In fact, if there was one thing I could complain about, it’s that the authors used too many fancy yarns too soon. These ladies assume you have a top-flight yarn store in your neighborhood and you can afford to shop there. I didn’t see one project that used yarn you could buy at Michaels, for instance. In addition, the first two projects, a scarf and an envelope bag, require you to knit with two different-sized yarns held together. That’s not something I would suggest someone attempt on their first two projects. Although I have to admit, the results are stunning.

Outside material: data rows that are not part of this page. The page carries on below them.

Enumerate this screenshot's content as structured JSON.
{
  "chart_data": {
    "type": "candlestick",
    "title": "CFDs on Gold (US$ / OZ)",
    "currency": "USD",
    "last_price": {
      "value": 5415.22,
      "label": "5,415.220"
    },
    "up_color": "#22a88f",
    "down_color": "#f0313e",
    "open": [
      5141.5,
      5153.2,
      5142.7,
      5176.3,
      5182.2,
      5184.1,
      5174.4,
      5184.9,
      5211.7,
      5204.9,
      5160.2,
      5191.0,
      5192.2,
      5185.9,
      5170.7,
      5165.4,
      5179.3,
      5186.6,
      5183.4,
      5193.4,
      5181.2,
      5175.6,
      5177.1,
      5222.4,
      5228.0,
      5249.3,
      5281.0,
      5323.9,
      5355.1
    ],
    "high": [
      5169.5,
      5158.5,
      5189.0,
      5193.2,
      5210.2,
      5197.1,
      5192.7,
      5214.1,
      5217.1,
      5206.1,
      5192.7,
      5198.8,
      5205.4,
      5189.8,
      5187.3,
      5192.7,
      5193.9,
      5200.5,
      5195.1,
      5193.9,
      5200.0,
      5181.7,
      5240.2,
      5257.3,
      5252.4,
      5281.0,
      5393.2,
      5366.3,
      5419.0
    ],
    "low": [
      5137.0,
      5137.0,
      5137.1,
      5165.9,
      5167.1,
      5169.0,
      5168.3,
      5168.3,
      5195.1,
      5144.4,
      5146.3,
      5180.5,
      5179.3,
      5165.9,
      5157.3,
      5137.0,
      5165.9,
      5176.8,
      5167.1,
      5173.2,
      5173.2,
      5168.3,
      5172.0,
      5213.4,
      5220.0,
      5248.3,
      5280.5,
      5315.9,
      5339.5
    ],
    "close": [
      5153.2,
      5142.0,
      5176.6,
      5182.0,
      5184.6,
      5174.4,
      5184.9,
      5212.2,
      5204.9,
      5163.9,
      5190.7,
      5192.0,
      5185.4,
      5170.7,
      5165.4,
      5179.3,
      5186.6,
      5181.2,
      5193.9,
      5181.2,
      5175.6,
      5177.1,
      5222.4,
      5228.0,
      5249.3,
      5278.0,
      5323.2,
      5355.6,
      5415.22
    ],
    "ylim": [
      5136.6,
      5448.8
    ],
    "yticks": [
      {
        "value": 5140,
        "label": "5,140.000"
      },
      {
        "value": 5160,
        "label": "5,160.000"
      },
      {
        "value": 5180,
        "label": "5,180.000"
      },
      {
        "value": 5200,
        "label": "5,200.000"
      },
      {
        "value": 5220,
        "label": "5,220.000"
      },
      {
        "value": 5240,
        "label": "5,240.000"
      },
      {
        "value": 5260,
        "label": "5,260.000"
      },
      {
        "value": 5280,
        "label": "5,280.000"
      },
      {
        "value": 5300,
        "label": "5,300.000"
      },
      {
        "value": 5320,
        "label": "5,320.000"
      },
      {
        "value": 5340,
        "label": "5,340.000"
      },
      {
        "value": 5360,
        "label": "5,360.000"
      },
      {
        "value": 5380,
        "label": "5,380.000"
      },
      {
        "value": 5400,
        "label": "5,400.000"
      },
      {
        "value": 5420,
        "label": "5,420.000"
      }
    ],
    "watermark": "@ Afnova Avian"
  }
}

Aside from that one caveat, this book is an excellent choice if you’re just learning. In the beginning of the book, they start with what I would call easy knitting patterns:  scarves, shawls, handbags.  By the end of the book, they’ll have you doing cardigans and cables. All patterns are either Beginner or Advanced Beginner level. The authors supply handy extras such as practical shortcuts and an entire chapter on how to fix your mistakes. Their goal is to give you all the information you would expect to get if you were taking a class in a yarn store.

This book is printed on high-quality paper, and features clear, understandable diagrams. The instructions are well worded and very easy to follow. All thirty finished projects are shown in full-page color photos. Projects include accessories (such as scarves and bags), household items (such as washcloths and a needle case), and plenty of sweaters and vests. The even have a doggie sweater pattern.

Whether you’re a rank beginner, or just need to round out your repertoire of knitting knowledge, The Chicks with Sticks Guide to Knitting is an excellent choice for any fan of easy knitting patterns.